Input layer: it is used to input the ultrasonic image of pre-treated papillary carcinoma of thyroid.
PrimaryCaps initial capsule layer: the primarily low-level features can be stored as a vector. In the initial capsule layer, the spatial dimension is transformed, and the expression of the vector is obtained to prepare for the input of the next layer.
Digital capsule layer: this layer is connected with the initial capsule layer by the form of the vector to vector. Moreover, the output of this layer is calculated using a dynamic routing algorithm.
Output layer: the length of the output vector means the probability of occurrence of its represented content. Thus, the output result of classification is the L2 norm of each capsule vector.
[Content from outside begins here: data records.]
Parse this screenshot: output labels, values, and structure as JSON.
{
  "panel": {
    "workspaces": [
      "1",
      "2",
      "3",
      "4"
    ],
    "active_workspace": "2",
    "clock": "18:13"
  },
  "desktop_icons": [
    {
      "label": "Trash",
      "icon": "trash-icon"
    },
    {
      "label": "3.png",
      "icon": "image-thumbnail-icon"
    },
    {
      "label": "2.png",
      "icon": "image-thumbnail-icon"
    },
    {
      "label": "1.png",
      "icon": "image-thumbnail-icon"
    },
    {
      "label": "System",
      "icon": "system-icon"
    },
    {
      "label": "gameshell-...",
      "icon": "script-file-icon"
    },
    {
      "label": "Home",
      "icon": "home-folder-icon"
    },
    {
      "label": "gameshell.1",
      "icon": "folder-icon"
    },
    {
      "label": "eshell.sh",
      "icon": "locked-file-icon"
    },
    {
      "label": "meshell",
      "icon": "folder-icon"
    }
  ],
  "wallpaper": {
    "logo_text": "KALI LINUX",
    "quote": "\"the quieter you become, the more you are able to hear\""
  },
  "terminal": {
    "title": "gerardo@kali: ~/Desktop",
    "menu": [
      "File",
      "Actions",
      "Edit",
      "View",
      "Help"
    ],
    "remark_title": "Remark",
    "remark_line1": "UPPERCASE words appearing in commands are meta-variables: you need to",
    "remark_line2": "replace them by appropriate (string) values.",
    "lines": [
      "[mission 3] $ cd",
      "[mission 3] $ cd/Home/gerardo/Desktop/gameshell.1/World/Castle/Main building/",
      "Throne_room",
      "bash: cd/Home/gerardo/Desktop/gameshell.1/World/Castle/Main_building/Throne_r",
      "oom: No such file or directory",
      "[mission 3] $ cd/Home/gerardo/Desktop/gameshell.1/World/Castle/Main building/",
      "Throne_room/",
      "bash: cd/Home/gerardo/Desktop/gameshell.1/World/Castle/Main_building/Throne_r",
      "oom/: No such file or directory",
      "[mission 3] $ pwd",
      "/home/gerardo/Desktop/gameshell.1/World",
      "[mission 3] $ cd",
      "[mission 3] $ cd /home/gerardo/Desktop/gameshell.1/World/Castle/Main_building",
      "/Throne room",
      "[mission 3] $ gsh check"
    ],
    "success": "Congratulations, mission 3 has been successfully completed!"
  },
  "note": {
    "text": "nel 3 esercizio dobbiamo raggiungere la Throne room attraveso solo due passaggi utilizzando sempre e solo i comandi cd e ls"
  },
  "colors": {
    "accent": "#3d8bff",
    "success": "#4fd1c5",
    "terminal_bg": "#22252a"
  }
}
Each capsule unit of the capsule layer is represented by a vector, where a capsule unit contains the attitude parameters of the object and the probability of belonging to this class. In the traditional convolutional network, the pooling layer is a shortcoming. In the process of dimensionality reduction, the layer loses some important feature information, which leads to reducing identification accuracy. The capsule network is used in the network dynamic routing method, which is an effective way to solve the above problem [
7]. For dynamic routing method, the correlation of fluctuation capsules layer can be updated by judging the weight value. Interestingly, some trade-offs between DigitCaps layer capsule unit and the proportion of the learning process are required. If the predicted results is closed to the real value, the associated values and capsule unit of DigitCaps layer are promoted. If the predicted results and the real value are far off, the correlation value and certain capsule unit of DigitCaps layer are declined. The specific calculation process of dynamic routing is given as follows:
$$\begin{aligned} \widehat{u}_{j|i}=W_{ij}{u_i}, \end{aligned}$$
(1)
where
\({u_i}\) is the output of the
ith capsule layer,
\({u_{j|i}}\) means the prediction vector output of the
jth layer obtained by calculating the
ith capsule layer,
\({W_{ij}}\) is the weight value that is used for learning and back propagation:
$$\begin{aligned} {c_{ij}} = \frac{\exp (b_{ij})}{\sum _k{\exp (b_{ik})}}, \end{aligned}$$
(2)
where
\(c_{ij}\) is the associated value of adjacent capsule layers,
\(b_{ij}\) is the probability that the
ith capsule layer is selected by the
jth capsule layer. The initial value of
\(b_{ij}\) is set to 0, when the routing layer starts to execute:
$$\begin{aligned} {s_j} = \sum _i{c_{ij}}{\widehat{u}_{j|i}}, \end{aligned}$$
(3)
where
\({s_j}\) is the input vector of the
jth capsule layer:
$$\begin{aligned} {v_j} = \frac{{{{\left\| {{s_j}} \right\| }^2}}}{{1 + {{\left\| {{s_j}} \right\| }^2}}}\frac{{{s_j}}}{{\left\| {{s_j}} \right\| }}, \end{aligned}$$
(4)
where
\({v_j}\) is the output of the
jth capsule layer; the output value
\(\frac{{{s_j}}}{{\left\| {{s_j}} \right\| }}\) is guaranteed to be in the interval [0, 1], which does not exceed the expected range value. (
4) is the remainder of the non-linear activation function:
$$\begin{aligned} {b_{ij}} \leftarrow {b_{ij}} + {\widehat{u}_{j\left| \mathrm{{i}} \right. }}{v_j}, \end{aligned}$$
(5)
where the input
\({\widehat{u}_{j\left| \mathrm{{i}} \right. }}\) and output
\({v_j}\) are updated by the inner product between vectors. The value of
\({b_{ij}}\) is a parameter, which adjusts the degree of correlation between the capsule layers:
$$\begin{aligned} {L_c}&= {T_c}\max {(0,{m^ + } - \left\| {{v_c}} \right\| )^2} \nonumber \\&\quad +\lambda (1 - {T_c})\max {(0,\left\| {{v_c}} \right\| - {m^ - })^2}. \end{aligned}$$
(6)
In (
6),
\({L_c}\) is the loss function of the classified network modules.
c is the category of classification.
\({T_{c}}\) is an indicator function of the classification.
\({T_{c}}=1\) when
c is existence, while
\({T_{c}}=0\) when
c does not exist.
\({m^+}\) means the upper edge, i.e., the punishment false negative;
\({m^-}\) means the lower margin, i.e., false positives are penalized.
\(\lambda \) denotes the proportional coefficient, which is used to adjust the proportion between
\({m^+}\) and
\({m^-}\).
\({m^+}\),
\({m^-}\) and
\(\lambda \) are hyper parameters that have been set before the capsule network learning.
The convolution layer of the capsule network has a low ability to process feature information, which is not enough to provide more detailed advanced feature information for the initial capsule layer. To solve such problem, a network model with better performance is proposed in this paper, which is named ResCaps network model.